The horse racing industry officials probably convinced some undecided lawmakers to oppose the bill, according to Rep. David Edwards, R-Douglas, who was disappointed so many opposed the bill in spite of the statewide polls.
"It's just stupidity," said Edwards, a frequent sponsor of lottery legislation.
Four House members who supported lottery measures in the past voted against this year's version.
One of them, Rep. Tom Lockhart, R-Casper, said he didn't like the idea of growing government to accommodate a lottery. And he believed the administrative costs of several hundreds thousand dollars a year did not justify the investment by the state.
Rep. Frank Philp, R-Shoshoni, co-sponsor of a previous lottery bill, voted "nay" on Monday because he said the payoff for the state was just too small. The Legislative Service Office predicted it would cost around $1 million to create the lottery for about $1.4 million in annual profits.
"For all the investment in it, I didn't think that was a lot of money," Philp said.
Rep.
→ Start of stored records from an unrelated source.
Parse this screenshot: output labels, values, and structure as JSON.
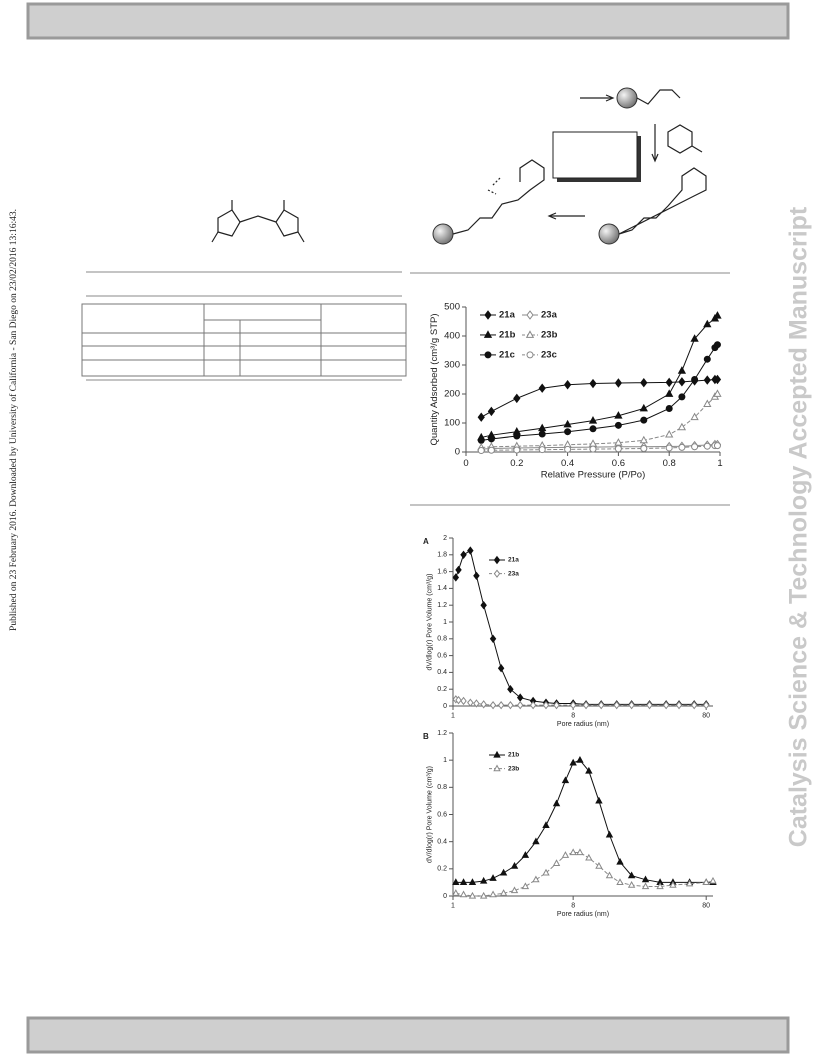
{
  "side_text": "Published on 23 February 2016. Downloaded by University of California - San Diego on 23/02/2016 13:16:43.",
  "watermark": "Catalysis Science & Technology Accepted Manuscript",
  "chart_data": [
    {
      "type": "line",
      "xlabel": "Relative Pressure (P/Po)",
      "ylabel": "Quantity Adsorbed (cm³/g STP)",
      "x": [
        0.06,
        0.1,
        0.2,
        0.3,
        0.4,
        0.5,
        0.6,
        0.7,
        0.8,
        0.85,
        0.9,
        0.95,
        0.98,
        0.99
      ],
      "series": [
        {
          "name": "21a",
          "color": "#111111",
          "marker": "diamond",
          "filled": true,
          "dashed": false,
          "values": [
            120,
            140,
            185,
            220,
            232,
            236,
            238,
            239,
            240,
            242,
            245,
            248,
            250,
            250
          ]
        },
        {
          "name": "21b",
          "color": "#111111",
          "marker": "triangle",
          "filled": true,
          "dashed": false,
          "values": [
            50,
            58,
            70,
            82,
            95,
            108,
            125,
            150,
            200,
            280,
            390,
            440,
            460,
            470
          ]
        },
        {
          "name": "21c",
          "color": "#111111",
          "marker": "circle",
          "filled": true,
          "dashed": false,
          "values": [
            40,
            45,
            55,
            62,
            70,
            80,
            92,
            110,
            150,
            190,
            250,
            320,
            360,
            370
          ]
        },
        {
          "name": "23a",
          "color": "#888888",
          "marker": "diamond",
          "filled": false,
          "dashed": false,
          "values": [
            10,
            12,
            14,
            15,
            16,
            17,
            18,
            18,
            19,
            20,
            22,
            24,
            26,
            26
          ]
        },
        {
          "name": "23b",
          "color": "#888888",
          "marker": "triangle",
          "filled": false,
          "dashed": true,
          "values": [
            15,
            18,
            20,
            22,
            25,
            28,
            32,
            40,
            60,
            85,
            120,
            165,
            190,
            200
          ]
        },
        {
          "name": "23c",
          "color": "#888888",
          "marker": "circle",
          "filled": false,
          "dashed": true,
          "values": [
            5,
            6,
            7,
            8,
            9,
            10,
            11,
            12,
            14,
            16,
            18,
            20,
            22,
            22
          ]
        }
      ],
      "xlim": [
        0,
        1
      ],
      "xticks": [
        0,
        0.2,
        0.4,
        0.6,
        0.8,
        1
      ],
      "ylim": [
        0,
        500
      ],
      "yticks": [
        0,
        100,
        200,
        300,
        400,
        500
      ],
      "legend": "upper left",
      "legend_columns": 2,
      "log_x": false
    },
    {
      "type": "line",
      "panel_label": "A",
      "xlabel": "Pore radius (nm)",
      "ylabel": "dV/dlog(r) Pore Volume (cm³/g)",
      "x": [
        1.05,
        1.1,
        1.2,
        1.35,
        1.5,
        1.7,
        2,
        2.3,
        2.7,
        3.2,
        4,
        5,
        6,
        8,
        10,
        13,
        17,
        22,
        30,
        40,
        50,
        65,
        80
      ],
      "series": [
        {
          "name": "21a",
          "color": "#111111",
          "marker": "diamond",
          "filled": true,
          "dashed": false,
          "values": [
            1.53,
            1.62,
            1.8,
            1.85,
            1.55,
            1.2,
            0.8,
            0.45,
            0.2,
            0.1,
            0.06,
            0.04,
            0.03,
            0.03,
            0.02,
            0.02,
            0.02,
            0.02,
            0.02,
            0.02,
            0.02,
            0.02,
            0.02
          ]
        },
        {
          "name": "23a",
          "color": "#888888",
          "marker": "diamond",
          "filled": false,
          "dashed": true,
          "values": [
            0.08,
            0.07,
            0.06,
            0.04,
            0.03,
            0.02,
            0.01,
            0.01,
            0.01,
            0.01,
            0.01,
            0.01,
            0.01,
            0.01,
            0.01,
            0.01,
            0.01,
            0.01,
            0.01,
            0.01,
            0.01,
            0.01,
            0.01
          ]
        }
      ],
      "xlim": [
        1,
        90
      ],
      "xticks": [
        1,
        8,
        80
      ],
      "log_x": true,
      "ylim": [
        0,
        2
      ],
      "yticks": [
        0,
        0.2,
        0.4,
        0.6,
        0.8,
        1,
        1.2,
        1.4,
        1.6,
        1.8,
        2
      ],
      "legend": "upper left",
      "legend_columns": 1
    },
    {
      "type": "line",
      "panel_label": "B",
      "xlabel": "Pore radius (nm)",
      "ylabel": "dV/dlog(r) Pore Volume (cm³/g)",
      "x": [
        1.05,
        1.2,
        1.4,
        1.7,
        2,
        2.4,
        2.9,
        3.5,
        4.2,
        5,
        6,
        7,
        8,
        9,
        10.5,
        12.5,
        15,
        18,
        22,
        28,
        36,
        45,
        60,
        80,
        90
      ],
      "series": [
        {
          "name": "21b",
          "color": "#111111",
          "marker": "triangle",
          "filled": true,
          "dashed": false,
          "values": [
            0.1,
            0.1,
            0.1,
            0.11,
            0.13,
            0.17,
            0.22,
            0.3,
            0.4,
            0.52,
            0.68,
            0.85,
            0.98,
            1.0,
            0.92,
            0.7,
            0.45,
            0.25,
            0.15,
            0.12,
            0.1,
            0.1,
            0.1,
            0.1,
            0.1
          ]
        },
        {
          "name": "23b",
          "color": "#888888",
          "marker": "triangle",
          "filled": false,
          "dashed": true,
          "values": [
            0.02,
            0.01,
            0,
            0,
            0.01,
            0.02,
            0.04,
            0.07,
            0.12,
            0.17,
            0.24,
            0.3,
            0.32,
            0.32,
            0.28,
            0.22,
            0.15,
            0.1,
            0.08,
            0.07,
            0.07,
            0.08,
            0.09,
            0.1,
            0.11
          ]
        }
      ],
      "xlim": [
        1,
        90
      ],
      "xticks": [
        1,
        8,
        80
      ],
      "log_x": true,
      "ylim": [
        0,
        1.2
      ],
      "yticks": [
        0,
        0.2,
        0.4,
        0.6,
        0.8,
        1,
        1.2
      ],
      "legend": "upper left",
      "legend_columns": 1
    }
  ]
}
Keith Gingery, R-Jackson, supported the bill in 2005, but changed his vote this year because he believes lottery profits should not go to the Game and Fish Department, which he said is too politically divisive and could hurt sales of lottery tickets.
"I think for a lot of people, it just wasn't the year to do it," Gingery said.
Rep. Patrick Goggles, D-Ethete, changed his vote based on a conversation with members of the Northern Arapaho Business Council, who believe a lottery would have competed with their casinos in Ethete and outside Riverton.
"I opposed it basically because the tribe has asked me to oppose it, and that is a huge part of my constituency," Goggles said.
Another force that helped kill the bill was this year's large class of freshman House members.
Freshman Rep. Lisa Shepperson, R-Casper, said the rate of return wasn't high enough to justify all the expense to the state.
"By the time everybody had their paws in it, there wasn't enough return to make the investment," said Shepperson, who has a background in finance.
Rep. Pat Childers, R-Cody, chairman of the legislative committee that spent two years crafting the bill, said his committee won't take up the bill again on his recommendation.
But Edwards said a lottery bill will surely be back again.
"We'll get new people in here," he said. "It's worth trying again and again and again until we come to our senses."